While surfing around, I came across one of the new 292BH models at Holman's. Kind of a play on the 312BH & 301BQ, but with two bunks in the rear oriented from side to side. The bathroom is a bit different and has the neo-angle shower. Take a look at the birth date for the trailer - July 26th - how does Holman get them so quickly? Starting at photo #30, the pics are screwed up and show some kind of 5th wheel.

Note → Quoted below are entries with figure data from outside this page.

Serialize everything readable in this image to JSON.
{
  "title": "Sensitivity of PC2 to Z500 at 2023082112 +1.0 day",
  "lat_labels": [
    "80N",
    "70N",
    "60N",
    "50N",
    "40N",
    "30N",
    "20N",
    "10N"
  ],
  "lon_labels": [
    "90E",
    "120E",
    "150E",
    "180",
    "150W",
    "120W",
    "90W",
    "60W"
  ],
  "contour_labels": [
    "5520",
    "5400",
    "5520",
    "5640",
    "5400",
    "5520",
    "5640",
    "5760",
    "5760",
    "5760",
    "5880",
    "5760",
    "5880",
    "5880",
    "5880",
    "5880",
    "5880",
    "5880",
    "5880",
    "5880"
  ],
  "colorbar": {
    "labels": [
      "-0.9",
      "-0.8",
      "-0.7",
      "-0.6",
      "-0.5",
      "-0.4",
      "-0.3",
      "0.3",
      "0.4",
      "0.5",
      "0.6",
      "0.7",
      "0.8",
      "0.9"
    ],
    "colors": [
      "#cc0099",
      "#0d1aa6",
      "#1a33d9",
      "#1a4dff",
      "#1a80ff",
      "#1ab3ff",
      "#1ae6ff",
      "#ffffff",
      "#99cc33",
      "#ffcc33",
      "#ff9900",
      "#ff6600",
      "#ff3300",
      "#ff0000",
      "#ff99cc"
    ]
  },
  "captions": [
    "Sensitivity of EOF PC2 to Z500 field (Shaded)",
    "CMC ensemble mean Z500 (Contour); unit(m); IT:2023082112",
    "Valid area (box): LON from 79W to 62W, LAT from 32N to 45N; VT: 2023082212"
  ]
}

http://www.holmanrv.com/inventory/163990/New-2012-Keystone-RV-Outback-292BH.aspx


----------



## joeymac (Aug 19, 2010)

Insomniak said:


> While surfing around, I came across one of the new 292BH models at Holman's. Kind of a play on the 312BH & 301BQ, but with two bunks in the rear oriented from side to side. The bathroom is a bit different and has the neo-angle shower. Take a look at the birth date for the trailer - July 26th - how does Holman get them so quickly? Starting at photo #30, the pics are screwed up and show some kind of 5th wheel.
> 
> http://www.holmanrv....back-292BH.aspx


Well, they are only 250 miles away from Elkhart, IN. So when they ship them in the am, they are there the same day.


----------



## PA Outbackers (Oct 19, 2010)

Thats not even close to a 301BQ.


----------



## Insomniak (Jul 7, 2006)

PA Outbackers said:


> Thats not even close to a 301BQ.


It has the same superslide and kitchen (with a larger pantry) as the 301/312, but obviously the front and rear are different. I wish Keystone had found a way to get that angled shower in the 301. I guess I didn't realize that Holman is so close to the Keystone factory. I thought I read somewhere that it takes a few days after coming off the assembly line for the trailers to be ready for shipping. Our 301 is dated June 15th, but didn't make it to Los Angeles until June 29th.


----------



## cdnbayside (Jul 16, 2009)

The 292BH looks like it replaces the 300BH and the 270BH which are discontinued.

300BH
270BH
292BH

The 292BH looks like a good floorplan with a nice bathroom. I think it should have a bike door though on the curb side at the bunks like the 250RS and 210RS.


----------